5 – Cerne da metafísica leibniziana: a monadologia. O universo foi formado mediante a criação, por Deus, de infinitas unidades substanciais de energia ou mônadas. Essas unidades estão rigorosamente hierarquizadas e organizadas pelo Supremo Arquiteto do Universo (Deus) que age à maneira de Causa Final, no contexto de um modelo que hoje caracterizaríamos como finalistico-cibernético[6].  A matéria, em si, não existe. Ela é apenas manifestação da única realidade existente: a força ou energia, constituída pelas mônadas. Estas podem, portanto, expandir no espaço a sua essência, ou contraí-la num ponto (à maneira dos buracos negros postulados pela astrofísica contemporânea). Cada uma das mônadas encerra, dentro de si, uma representação da harmonia do Cosmo. Contrariando o ocasionalismo de Nicolas Malebranche (1632-1715), que negava realidade ôntica ao mundo físico e o reduzia a vácua aparência, Leibniz considerava que as mônadas (hierarquizadas em não espirituais e espirituais) davam fundamentação ao mundo físico. As mônadas são entes reais que abarcam a representação do universo e interagem, não em virtude de uma causalidade eficiente, mas no contexto de uma finalidade que abarca toda a realidade. Alicerçado num modelo matemático-finalístico, Leibniz concebe a Mônada Infinita como sapientíssima programadora da inter-relação das ações que se passam entre as mônadas finitas, de forma tal que as ações encaixem perfeitissimamente entre as mônadas. A representação da harmonia cósmica, nos seres humanos, é consciente, sendo que os demais seres não possuem essa consciência, o que torna o homem o Rei da Criação, não para atrapalhar a ordem da “harmonia preestabelecida”, mas para, com a luz da razão, reconhecer essa ordem harmônica e louvar a Deus. Por um caminho intuitivo, caudatário da idéia pitagórica de harmonia, o nosso pensador aproximou-se da física contemporânea, que relativiza a idéia de matéria e que coloca em destaque a presença, no Cosmo, de forças internas do átomo, como fundamento de toda a realidade material[7].

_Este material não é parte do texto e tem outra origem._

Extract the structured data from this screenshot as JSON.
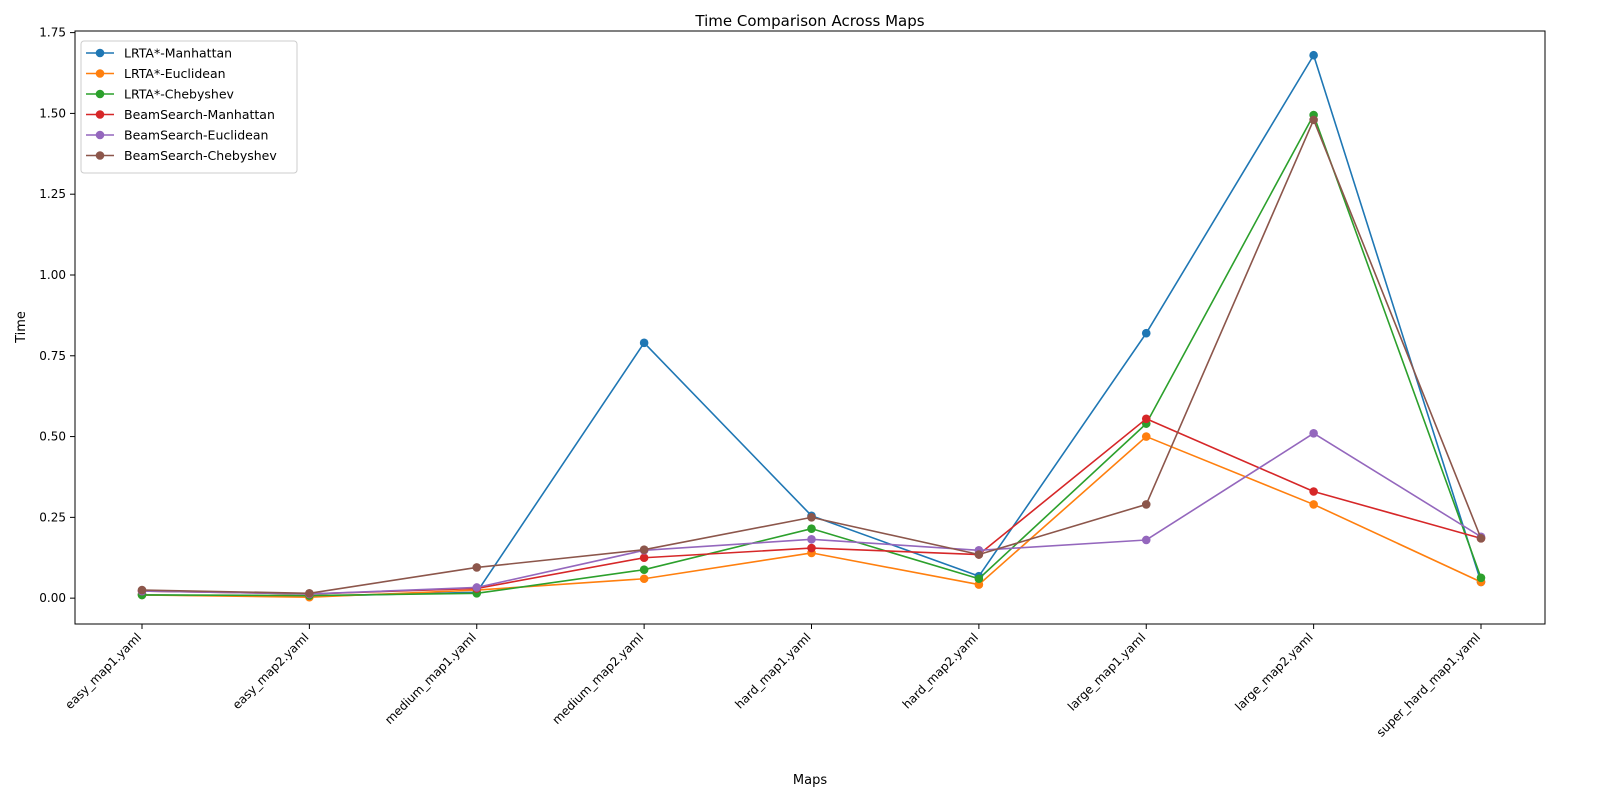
{
  "chart_data": {
    "type": "line",
    "title": "Time Comparison Across Maps",
    "xlabel": "Maps",
    "ylabel": "Time",
    "ylim": [
      -0.08,
      1.755
    ],
    "yticks": [
      0.0,
      0.25,
      0.5,
      0.75,
      1.0,
      1.25,
      1.5,
      1.75
    ],
    "ytick_labels": [
      "0.00",
      "0.25",
      "0.50",
      "0.75",
      "1.00",
      "1.25",
      "1.50",
      "1.75"
    ],
    "categories": [
      "easy_map1.yaml",
      "easy_map2.yaml",
      "medium_map1.yaml",
      "medium_map2.yaml",
      "hard_map1.yaml",
      "hard_map2.yaml",
      "large_map1.yaml",
      "large_map2.yaml",
      "super_hard_map1.yaml"
    ],
    "grid": false,
    "legend_position": "top-left",
    "markers": "circle",
    "series": [
      {
        "name": "LRTA*-Manhattan",
        "color": "#1f77b4",
        "values": [
          0.01,
          0.006,
          0.018,
          0.79,
          0.255,
          0.068,
          0.82,
          1.68,
          0.05
        ]
      },
      {
        "name": "LRTA*-Euclidean",
        "color": "#ff7f0e",
        "values": [
          0.01,
          0.003,
          0.025,
          0.06,
          0.14,
          0.042,
          0.5,
          0.29,
          0.05
        ]
      },
      {
        "name": "LRTA*-Chebyshev",
        "color": "#2ca02c",
        "values": [
          0.01,
          0.008,
          0.015,
          0.088,
          0.215,
          0.06,
          0.54,
          1.495,
          0.063
        ]
      },
      {
        "name": "BeamSearch-Manhattan",
        "color": "#d62728",
        "values": [
          0.022,
          0.013,
          0.03,
          0.125,
          0.155,
          0.135,
          0.555,
          0.33,
          0.185
        ]
      },
      {
        "name": "BeamSearch-Euclidean",
        "color": "#9467bd",
        "values": [
          0.022,
          0.013,
          0.033,
          0.148,
          0.182,
          0.148,
          0.18,
          0.51,
          0.19
        ]
      },
      {
        "name": "BeamSearch-Chebyshev",
        "color": "#8c564b",
        "values": [
          0.025,
          0.015,
          0.095,
          0.15,
          0.25,
          0.135,
          0.29,
          1.48,
          0.185
        ]
      }
    ]
  }
}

6 – A liberdade humana é um postulado teológico que se depreende da tese do “melhor dos mundos possíveis”. Se Deus não tivesse criado o homem livre, faltaria ao Cosmo uma perfeição importante, a mais exímia entre as perfeições finitas: a liberdade. Como conciliar a liberdade com a “presciência divina?” – Ao praticar o mal, o homem não está dando ensejo a um ser: o mal moral é entendido por Leibniz como ignorância (carência de conhecimento) de parte do homem, da “harmonia preestabelecida” por Deus no Cosmo. O pecador é um ignorante. A sua infelicidade consiste em desconhecer a ordem cósmica. Para Leibniz, “Deus escreve certo com linhas tortas”. Ele, na sua infinita sabedoria, antecipa-se a todos os nossos comportamentos, certos ou errados. Permite os atos errados, como decorrentes da nossa liberdade. Mas, tomando conhecimento do contexto em que eles acontecem, minimiza-os mediante uma ação providencial, que coloca as más ações dos pecadores junto às boas ações dos homens virtuosos, a fim de que o conjunto de todas as ações humanas seja harmonioso, como num grande mosaico bizantino. As pedrinhas escuras, irregulares, seriam as más ações. Mas estas praticamente desaparecem, ofuscadas pelo brilho das pedrinhas que representam, reluzentes e coloridas, os inumeráveis atos virtuosos dos homens bons. Assim, a ação dos maus serve como pano de fundo que ressalta a beleza das boas ações. No contexto deste arrazoado, Leibniz formula o seu “providencialismo” ou “lex melioris”, que se estende a todos os seres do Cosmo. Nada foi criado para ser aniquilado. Isto iria contra a bondade infinita de Deus. Todos os seres foram criados para integrarem o Universo definitivamente liberto do Mal, na Parusia (à maneira como, no século XX, Teilhard de Chardin imaginou a caminhada de toda a criação em direção ao Ponto Ômega). As unidades de energia, que são as mônadas, revestir-se-ão da mais maravilhosa materialização que poderíamos imaginar, a fim de toda a criação testemunhar a grandeza e a sabedoria infinitas do Criador[8].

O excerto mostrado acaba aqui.